Sea Water | Teen Ink

Sea Water

May 12, 2010
By skyem92 BRONZE, Gloucester, Massachusetts
skyem92 BRONZE, Gloucester, Massachusetts
1 article 0 photos 0 comments

My mother and I had lived in the two bedroom, brown-shingled cottage on Walnut Street for several years. It was in this house where I discovered my fear of the wind, my obsession with all that encompassed the Disney character Pocahontas, and my best friend Claire who resided just across the street from me. In this house, I turned four and had a Barbie birthday party, complete with a pink frosted cake and two calico kittens lying calmly on the living room couch. We named them Fern and Chloe. Chloe drooled whenever we pet her, and Fern ate too much for her tiny frame to handle.
When my mother went to her part-time job at Droll Designs, designing and painting pottery to sell in Salem, my 19 year old babysitter Dawn took me on drives around Annisquam, pushed me on our tire swing, and made me surprise snack plates that usually consisted of M&Ms, black olives, and carrot sticks.
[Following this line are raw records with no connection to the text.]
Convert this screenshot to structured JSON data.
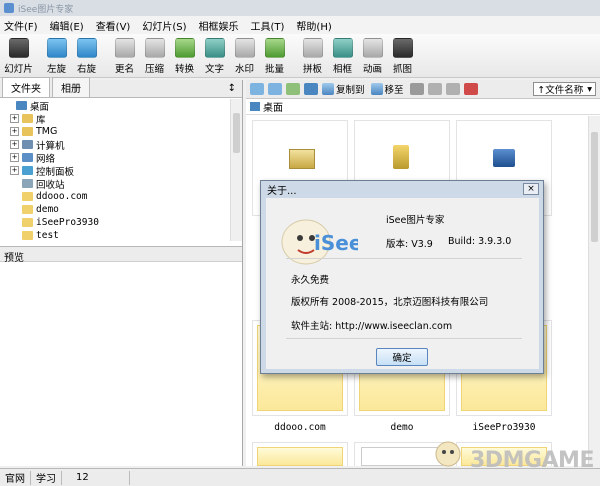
{
  "window": {
    "title": "iSee图片专家"
  },
  "menu": [
    "文件(F)",
    "编辑(E)",
    "查看(V)",
    "幻灯片(S)",
    "相框娱乐",
    "工具(T)",
    "帮助(H)"
  ],
  "toolbar": [
    {
      "label": "幻灯片",
      "icon": "slideshow-icon",
      "color": "dark"
    },
    {
      "label": "左旋",
      "icon": "rotate-left-icon",
      "color": "blue"
    },
    {
      "label": "右旋",
      "icon": "rotate-right-icon",
      "color": "blue"
    },
    {
      "label": "更名",
      "icon": "rename-icon",
      "color": "gray"
    },
    {
      "label": "压缩",
      "icon": "compress-icon",
      "color": "gray"
    },
    {
      "label": "转换",
      "icon": "convert-icon",
      "color": "green"
    },
    {
      "label": "文字",
      "icon": "text-icon",
      "color": "teal"
    },
    {
      "label": "水印",
      "icon": "watermark-icon",
      "color": "gray"
    },
    {
      "label": "批量",
      "icon": "batch-icon",
      "color": "green"
    },
    {
      "label": "拼板",
      "icon": "collage-icon",
      "color": "gray"
    },
    {
      "label": "相框",
      "icon": "frame-icon",
      "color": "teal"
    },
    {
      "label": "动画",
      "icon": "animation-icon",
      "color": "gray"
    },
    {
      "label": "抓图",
      "icon": "capture-icon",
      "color": "dark"
    }
  ],
  "left_tabs": [
    "文件夹",
    "相册"
  ],
  "tree": [
    {
      "label": "桌面",
      "expand": "",
      "level": 0,
      "color": "#4a86c0"
    },
    {
      "label": "库",
      "expand": "+",
      "level": 1,
      "color": "#e8c25a"
    },
    {
      "label": "TMG",
      "expand": "+",
      "level": 1,
      "color": "#e8c25a"
    },
    {
      "label": "计算机",
      "expand": "+",
      "level": 1,
      "color": "#6f8fb0"
    },
    {
      "label": "网络",
      "expand": "+",
      "level": 1,
      "color": "#5d8fc7"
    },
    {
      "label": "控制面板",
      "expand": "+",
      "level": 1,
      "color": "#4aa0d0"
    },
    {
      "label": "回收站",
      "expand": "",
      "level": 1,
      "color": "#8aa4b8"
    },
    {
      "label": "ddooo.com",
      "expand": "",
      "level": 1,
      "color": "#f0d06a"
    },
    {
      "label": "demo",
      "expand": "",
      "level": 1,
      "color": "#f0d06a"
    },
    {
      "label": "iSeePro3930",
      "expand": "",
      "level": 1,
      "color": "#f0d06a"
    },
    {
      "label": "test",
      "expand": "",
      "level": 1,
      "color": "#f0d06a"
    }
  ],
  "preview_label": "预览",
  "right_toolbar": {
    "copy_to": "复制到",
    "move_to": "移至",
    "sort": "↑文件名称"
  },
  "path": "桌面",
  "thumb_labels": [
    "ddooo.com",
    "demo",
    "iSeePro3930"
  ],
  "dialog": {
    "title": "关于...",
    "close": "×",
    "product": "iSee图片专家",
    "version_label": "版本: V3.9",
    "build_label": "Build: 3.9.3.0",
    "license": "永久免费",
    "copyright": "版权所有 2008-2015，北京迈图科技有限公司",
    "site": "软件主站: http://www.iseeclan.com",
    "ok": "确定",
    "mascot_text": "iSee"
  },
  "status": [
    "官网",
    "学习",
    "12"
  ],
  "watermark": "3DMGAME"
}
Dawn filled the spot that I imagined an older sister would be in, and Claire filled the spot of where a twin would be. Or so I'd like to think. When Dawn wasn't around to take me on little adventures, I would look both ways and cross the street to Claire's house, up on a hill of granite and surrounded by oak trees. It was here where we took bubble baths together, attempted to braid our dolls' hair and have tea parties with pretend food and acorns as teacups.
Sometimes on Sundays, the young town lobsterman who was a dear friend of Claire's parents would stop by and give us penny candy of all sorts. We called him Jerry but I'm not sure that was even his real name. He smelled of lobster traps and seawater. Jerry filled the spot where an older brother would be, at least to me he did.
Back then I was determined to gather up as many family members as I could. To me, our family that consisted of my mother, myself, and two odd kittens just wasn't enough. I wanted everyone to be in our cottage at all times, whether it be neighbors or friends, or even animals. Mrs. Potts who lived down the street brought us Christmas cookies and I showed her my gymnastics routine right in the kitchen, an attempt to get her to extend her meager visit. In the summertime, I begged Claire to sleep over nearly every night, and when Dawn came to baby-sit, I tried my best to make her stay even long after my mother arrived home from work. It was a strange habit I had gotten into, wanting more and more people in the house at the same time. I didn't care who they were. I wanted phones ringing and people drinking cocktails on the rickety porch and Van Morrison blasting on the stereo system. I wanted younger kids running around our clover-ridden backyard and older ones playing hopscotch on Walnut Street next to the rotting tree. Sometimes when I couldn't sleep, I would crawl into my mother's room and turn on the TV, muting it so she wouldn't wake up and turn it off. I liked to watch the pictures dance across the screen, the blue light streaming into the dark room where everything else was still.
Today I live in a yellow house. My quiet Walnut Street has morphed into bustling Washington, complete with a school bus stop on the corner. Fern and Chloe no longer grace the kitchen floor with empty Meow Mix cans or kitty litter paw prints, and Dawn has her own children whom she gives surprise snack plates. Claire still lives just around the block, but our days together are spent discussing boyfriends and Jersey Shore, taking trips to the mall instead of bubble baths, and planning dance parties with friends instead of tea parties with acorns. But the size of my family has not changed. It is just the two of us, my mother and I, as it has been since my fourth birthday party. I am not looking for neighbors, friends, or babysitters to transform into family members now. My love of having people bustling around the house, cooking chili and laughing and chatting on the deck is still alive. But when it comes down to it, at the end of the night, I never have the urge to turn on the TV just to feel less alone. I never beg friends to stay over for more than a night. I am content sitting by the woodstove, with just my mother, listening to her complain about her secretary who is a pathological liar and laughing at her when she burns the enchiladas.